Cisco CEO John Chambers is claiming victory in the company’s battle with SDN. If you read or listened to his somewhat chilling comments during Cisco’s Q1, FY 2015 quarterly conference call this week, it’s “game over”:
We’re winning big-time on Application-Centric Infrastructure (ACI) and pulling away from the start-up competitors … we are not only pulling away from, I think, while they have news left on the table, I think, it’s game over, I think we have got them.
That’s up from 580 customers in Q4, FY 2014:
I give us very high marks on our execution… we are winning the SDN battle with Application-Centric Infrastructure.
And Cisco more than doubled the number of paying customers for the ACI controller, Application Policy Infrastructure Controller (APIC), in the product’s first full quarter of shipments. There were no numbers, however, on how many APIC customers there are.

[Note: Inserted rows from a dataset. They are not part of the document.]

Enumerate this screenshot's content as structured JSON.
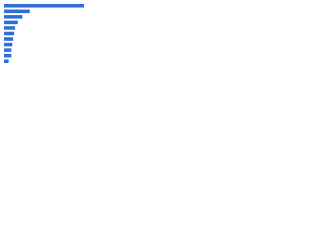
{
  "chart_data": {
    "type": "hbar",
    "categories": [
      null,
      null,
      null,
      null,
      null,
      null,
      null,
      null,
      null,
      null,
      null
    ],
    "values": [
      87,
      28,
      20,
      15,
      12,
      11,
      10,
      9,
      8,
      8,
      5
    ],
    "color": "#2f6fd6",
    "xlim": [
      0,
      100
    ]
  }
}
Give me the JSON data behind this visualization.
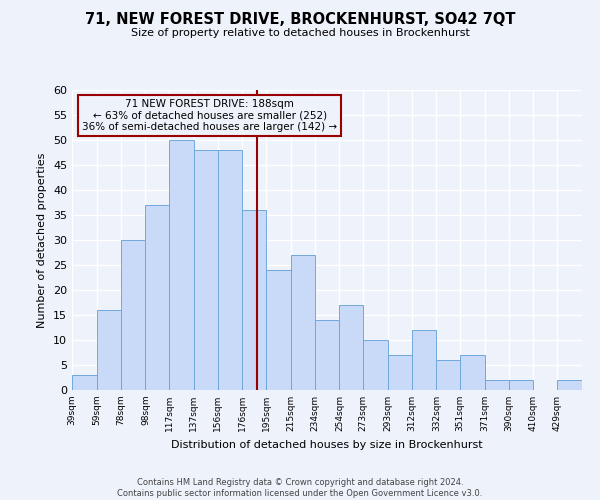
{
  "title": "71, NEW FOREST DRIVE, BROCKENHURST, SO42 7QT",
  "subtitle": "Size of property relative to detached houses in Brockenhurst",
  "xlabel": "Distribution of detached houses by size in Brockenhurst",
  "ylabel": "Number of detached properties",
  "bin_labels": [
    "39sqm",
    "59sqm",
    "78sqm",
    "98sqm",
    "117sqm",
    "137sqm",
    "156sqm",
    "176sqm",
    "195sqm",
    "215sqm",
    "234sqm",
    "254sqm",
    "273sqm",
    "293sqm",
    "312sqm",
    "332sqm",
    "351sqm",
    "371sqm",
    "390sqm",
    "410sqm",
    "429sqm"
  ],
  "bin_edges": [
    39,
    59,
    78,
    98,
    117,
    137,
    156,
    176,
    195,
    215,
    234,
    254,
    273,
    293,
    312,
    332,
    351,
    371,
    390,
    410,
    429,
    449
  ],
  "values": [
    3,
    16,
    30,
    37,
    50,
    48,
    48,
    36,
    24,
    27,
    14,
    17,
    10,
    7,
    12,
    6,
    7,
    2,
    2,
    0,
    2
  ],
  "bar_color": "#c9daf8",
  "bar_edge_color": "#6fa8dc",
  "property_size": 188,
  "annotation_line_color": "#990000",
  "annotation_box_color": "#990000",
  "annotation_text": "71 NEW FOREST DRIVE: 188sqm\n← 63% of detached houses are smaller (252)\n36% of semi-detached houses are larger (142) →",
  "ylim": [
    0,
    60
  ],
  "yticks": [
    0,
    5,
    10,
    15,
    20,
    25,
    30,
    35,
    40,
    45,
    50,
    55,
    60
  ],
  "background_color": "#eef2fb",
  "grid_color": "#ffffff",
  "footer_line1": "Contains HM Land Registry data © Crown copyright and database right 2024.",
  "footer_line2": "Contains public sector information licensed under the Open Government Licence v3.0."
}
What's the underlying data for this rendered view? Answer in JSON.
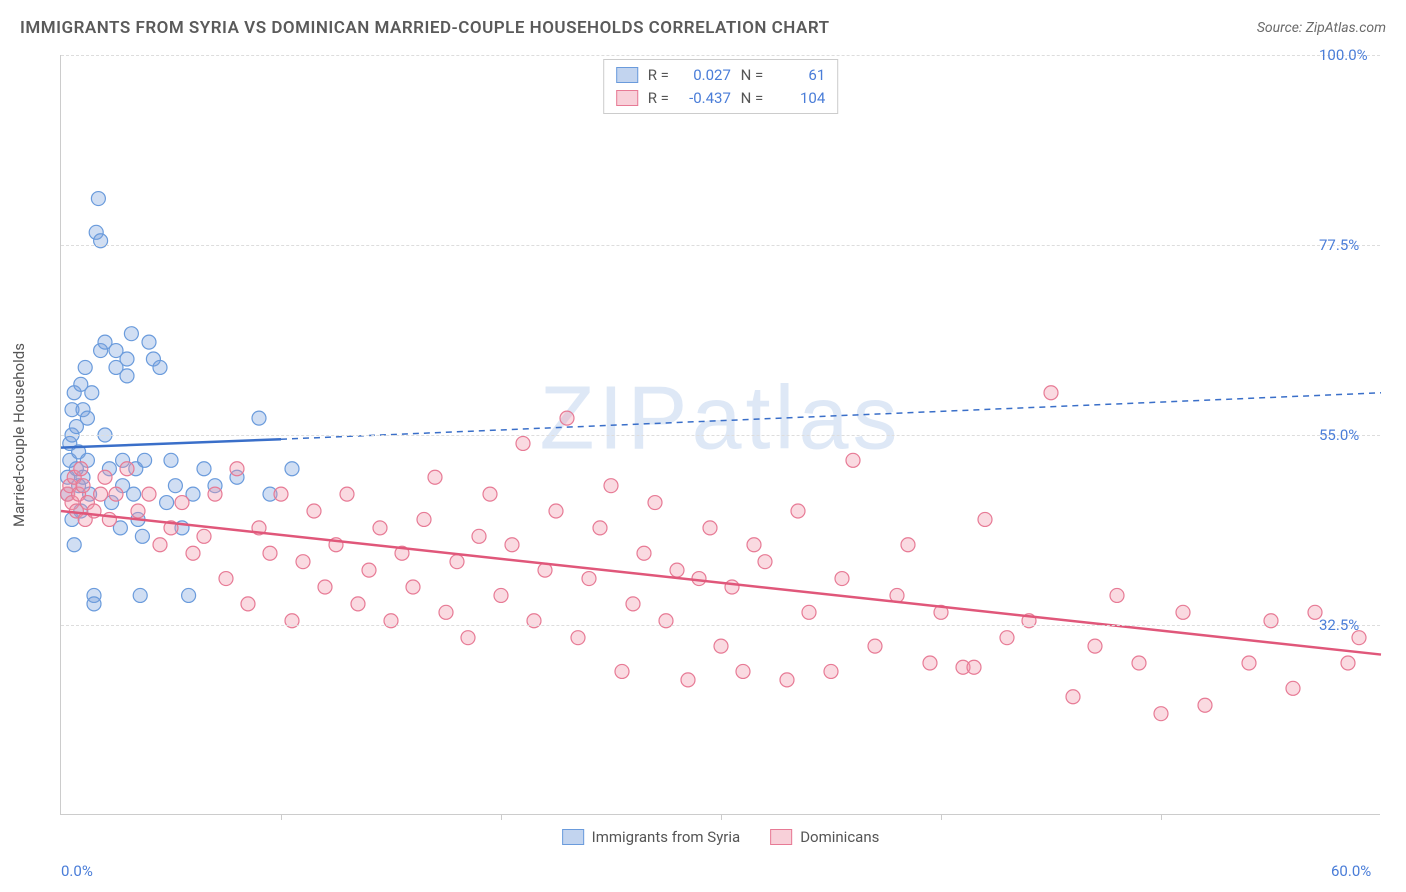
{
  "title": "IMMIGRANTS FROM SYRIA VS DOMINICAN MARRIED-COUPLE HOUSEHOLDS CORRELATION CHART",
  "source": "Source: ZipAtlas.com",
  "watermark": "ZIPatlas",
  "y_axis_title": "Married-couple Households",
  "chart": {
    "type": "scatter",
    "xlim": [
      0,
      60
    ],
    "ylim": [
      10,
      100
    ],
    "x_ticks": [
      0,
      60
    ],
    "y_ticks": [
      32.5,
      55.0,
      77.5,
      100.0
    ],
    "y_tick_labels": [
      "32.5%",
      "55.0%",
      "77.5%",
      "100.0%"
    ],
    "x_tick_labels": [
      "0.0%",
      "60.0%"
    ],
    "x_minor_ticks": [
      10,
      20,
      30,
      40,
      50
    ],
    "background_color": "#ffffff",
    "grid_color": "#dddddd",
    "axis_color": "#cccccc"
  },
  "series": [
    {
      "name": "Immigrants from Syria",
      "color_fill": "rgba(120,160,220,0.35)",
      "color_stroke": "#6a9bdc",
      "marker_radius": 7,
      "R": "0.027",
      "N": "61",
      "reg_line": {
        "x1": 0,
        "y1": 53.5,
        "x2": 10,
        "y2": 54.5,
        "extend_to": 60,
        "extend_y": 60.0,
        "color": "#3a6fc9",
        "width": 2.5
      },
      "points": [
        [
          0.3,
          48
        ],
        [
          0.3,
          50
        ],
        [
          0.4,
          52
        ],
        [
          0.4,
          54
        ],
        [
          0.5,
          45
        ],
        [
          0.5,
          55
        ],
        [
          0.5,
          58
        ],
        [
          0.6,
          60
        ],
        [
          0.6,
          42
        ],
        [
          0.7,
          51
        ],
        [
          0.7,
          56
        ],
        [
          0.8,
          53
        ],
        [
          0.8,
          49
        ],
        [
          0.9,
          61
        ],
        [
          0.9,
          46
        ],
        [
          1.0,
          58
        ],
        [
          1.0,
          50
        ],
        [
          1.1,
          63
        ],
        [
          1.2,
          52
        ],
        [
          1.2,
          57
        ],
        [
          1.3,
          48
        ],
        [
          1.4,
          60
        ],
        [
          1.5,
          36
        ],
        [
          1.5,
          35
        ],
        [
          1.6,
          79
        ],
        [
          1.7,
          83
        ],
        [
          1.8,
          78
        ],
        [
          1.8,
          65
        ],
        [
          2.0,
          66
        ],
        [
          2.0,
          55
        ],
        [
          2.2,
          51
        ],
        [
          2.3,
          47
        ],
        [
          2.5,
          65
        ],
        [
          2.5,
          63
        ],
        [
          2.7,
          44
        ],
        [
          2.8,
          49
        ],
        [
          2.8,
          52
        ],
        [
          3.0,
          62
        ],
        [
          3.0,
          64
        ],
        [
          3.2,
          67
        ],
        [
          3.3,
          48
        ],
        [
          3.4,
          51
        ],
        [
          3.5,
          45
        ],
        [
          3.6,
          36
        ],
        [
          3.7,
          43
        ],
        [
          3.8,
          52
        ],
        [
          4.0,
          66
        ],
        [
          4.2,
          64
        ],
        [
          4.5,
          63
        ],
        [
          4.8,
          47
        ],
        [
          5.0,
          52
        ],
        [
          5.2,
          49
        ],
        [
          5.5,
          44
        ],
        [
          5.8,
          36
        ],
        [
          6.0,
          48
        ],
        [
          6.5,
          51
        ],
        [
          7.0,
          49
        ],
        [
          8.0,
          50
        ],
        [
          9.0,
          57
        ],
        [
          9.5,
          48
        ],
        [
          10.5,
          51
        ]
      ]
    },
    {
      "name": "Dominicans",
      "color_fill": "rgba(240,150,170,0.35)",
      "color_stroke": "#e77a95",
      "marker_radius": 7,
      "R": "-0.437",
      "N": "104",
      "reg_line": {
        "x1": 0,
        "y1": 46.0,
        "x2": 60,
        "y2": 29.0,
        "extend_to": 60,
        "extend_y": 29.0,
        "color": "#e0577a",
        "width": 2.5
      },
      "points": [
        [
          0.3,
          48
        ],
        [
          0.4,
          49
        ],
        [
          0.5,
          47
        ],
        [
          0.6,
          50
        ],
        [
          0.7,
          46
        ],
        [
          0.8,
          48
        ],
        [
          0.9,
          51
        ],
        [
          1.0,
          49
        ],
        [
          1.1,
          45
        ],
        [
          1.2,
          47
        ],
        [
          1.5,
          46
        ],
        [
          1.8,
          48
        ],
        [
          2.0,
          50
        ],
        [
          2.2,
          45
        ],
        [
          2.5,
          48
        ],
        [
          3.0,
          51
        ],
        [
          3.5,
          46
        ],
        [
          4.0,
          48
        ],
        [
          4.5,
          42
        ],
        [
          5.0,
          44
        ],
        [
          5.5,
          47
        ],
        [
          6.0,
          41
        ],
        [
          6.5,
          43
        ],
        [
          7.0,
          48
        ],
        [
          7.5,
          38
        ],
        [
          8.0,
          51
        ],
        [
          8.5,
          35
        ],
        [
          9.0,
          44
        ],
        [
          9.5,
          41
        ],
        [
          10.0,
          48
        ],
        [
          10.5,
          33
        ],
        [
          11.0,
          40
        ],
        [
          11.5,
          46
        ],
        [
          12.0,
          37
        ],
        [
          12.5,
          42
        ],
        [
          13.0,
          48
        ],
        [
          13.5,
          35
        ],
        [
          14.0,
          39
        ],
        [
          14.5,
          44
        ],
        [
          15.0,
          33
        ],
        [
          15.5,
          41
        ],
        [
          16.0,
          37
        ],
        [
          16.5,
          45
        ],
        [
          17.0,
          50
        ],
        [
          17.5,
          34
        ],
        [
          18.0,
          40
        ],
        [
          18.5,
          31
        ],
        [
          19.0,
          43
        ],
        [
          19.5,
          48
        ],
        [
          20.0,
          36
        ],
        [
          20.5,
          42
        ],
        [
          21.0,
          54
        ],
        [
          21.5,
          33
        ],
        [
          22.0,
          39
        ],
        [
          22.5,
          46
        ],
        [
          23.0,
          57
        ],
        [
          23.5,
          31
        ],
        [
          24.0,
          38
        ],
        [
          24.5,
          44
        ],
        [
          25.0,
          49
        ],
        [
          25.5,
          27
        ],
        [
          26.0,
          35
        ],
        [
          26.5,
          41
        ],
        [
          27.0,
          47
        ],
        [
          27.5,
          33
        ],
        [
          28.0,
          39
        ],
        [
          28.5,
          26
        ],
        [
          29.0,
          38
        ],
        [
          29.5,
          44
        ],
        [
          30.0,
          30
        ],
        [
          30.5,
          37
        ],
        [
          31.0,
          27
        ],
        [
          31.5,
          42
        ],
        [
          32.0,
          40
        ],
        [
          33.0,
          26
        ],
        [
          33.5,
          46
        ],
        [
          34.0,
          34
        ],
        [
          35.0,
          27
        ],
        [
          35.5,
          38
        ],
        [
          36.0,
          52
        ],
        [
          37.0,
          30
        ],
        [
          38.0,
          36
        ],
        [
          38.5,
          42
        ],
        [
          39.5,
          28
        ],
        [
          40.0,
          34
        ],
        [
          41.0,
          27.5
        ],
        [
          41.5,
          27.5
        ],
        [
          42.0,
          45
        ],
        [
          43.0,
          31
        ],
        [
          44.0,
          33
        ],
        [
          45.0,
          60
        ],
        [
          46.0,
          24
        ],
        [
          47.0,
          30
        ],
        [
          48.0,
          36
        ],
        [
          49.0,
          28
        ],
        [
          50.0,
          22
        ],
        [
          51.0,
          34
        ],
        [
          52.0,
          23
        ],
        [
          54.0,
          28
        ],
        [
          55.0,
          33
        ],
        [
          56.0,
          25
        ],
        [
          57.0,
          34
        ],
        [
          58.5,
          28
        ],
        [
          59.0,
          31
        ]
      ]
    }
  ],
  "legend": {
    "items": [
      {
        "label": "Immigrants from Syria",
        "fill": "rgba(120,160,220,0.45)",
        "stroke": "#6a9bdc"
      },
      {
        "label": "Dominicans",
        "fill": "rgba(240,150,170,0.45)",
        "stroke": "#e77a95"
      }
    ]
  }
}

Cisco also landed 600 new customers for the Nexus 3000 this quarter and saw double-digit order growth from the Nexus 3K, 7K, 9K and ACI combined, Chambers said:
Looking at our performance relative to one of our merchant (silicon)-based competitors making a lot of noise in this market: In Q3 FY ‘14, from a comparison perspective, we saw orders of the Nexus 3K and 9K… pass their total revenue for the first time. In Q1, orders for the Nexus 3K and 9K were approximately 50% larger than their reported total revenues. Yet again, in just one year, we have grown (to) where they had gotten to in the whole history of their company.
So after Cisco’s Q1 2015 results, Chambers and Co. are laughing in the face of SDN and the multivendor networking diversity that it could encourage:
A year ago we were fighting an SDN perception battle, with competitors using PowerPoint instead of products. Today with ACI, we are bringing programmability and automation to networking on a scale well beyond what competitors define as SDN.

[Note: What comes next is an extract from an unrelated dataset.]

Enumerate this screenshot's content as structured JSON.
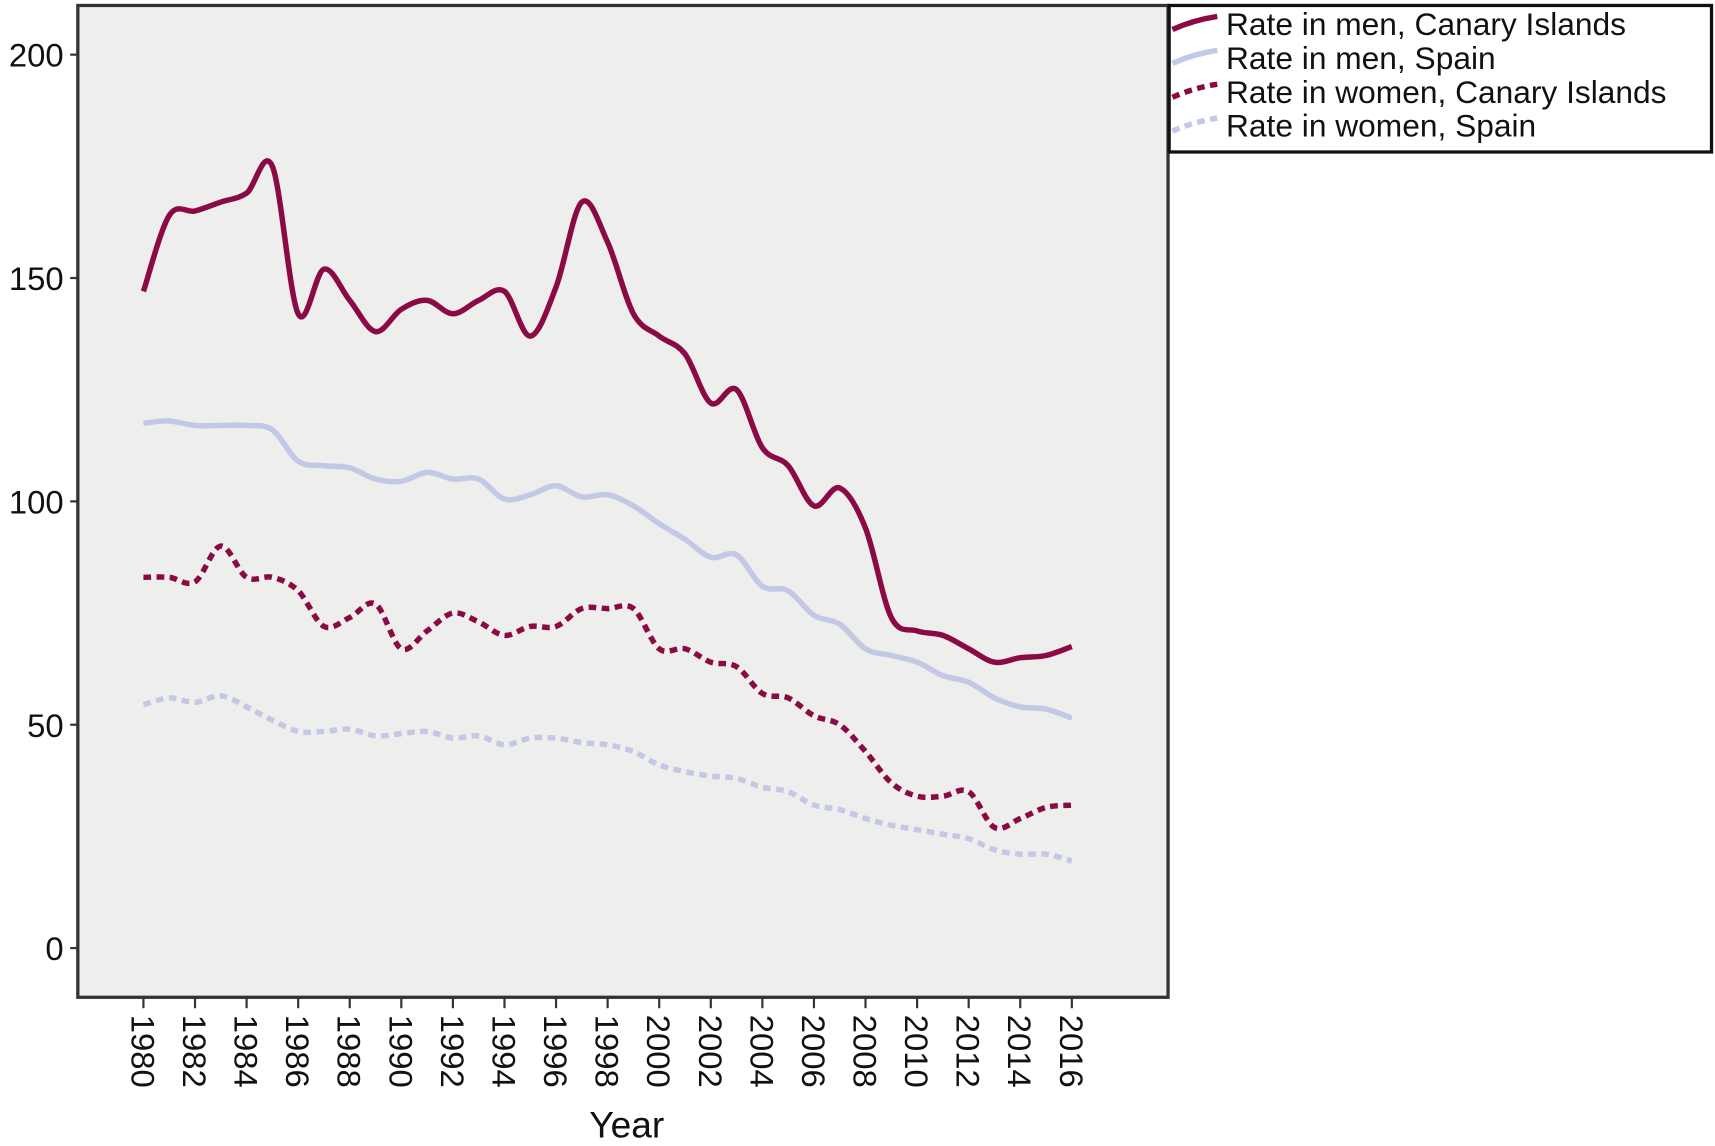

Most customers are no longer interested in piecing together disparate infrastructure from different vendors or buying standalone technology. They are digitizing their businesses, their cities and countries and want Cisco to be a strategic partner delivering solutions and business outcomes.
We are going to lead and breakaway from most every player in the enterprise and that applies across all products, including with our Applications-Centric Infrastructure enterprise, which is going great guns.
Is it SDN competitors or the SDN trend itself Cisco would rather defeat? From Chambers remarks, it sounds like the bigger opportunity for Cisco is the latter.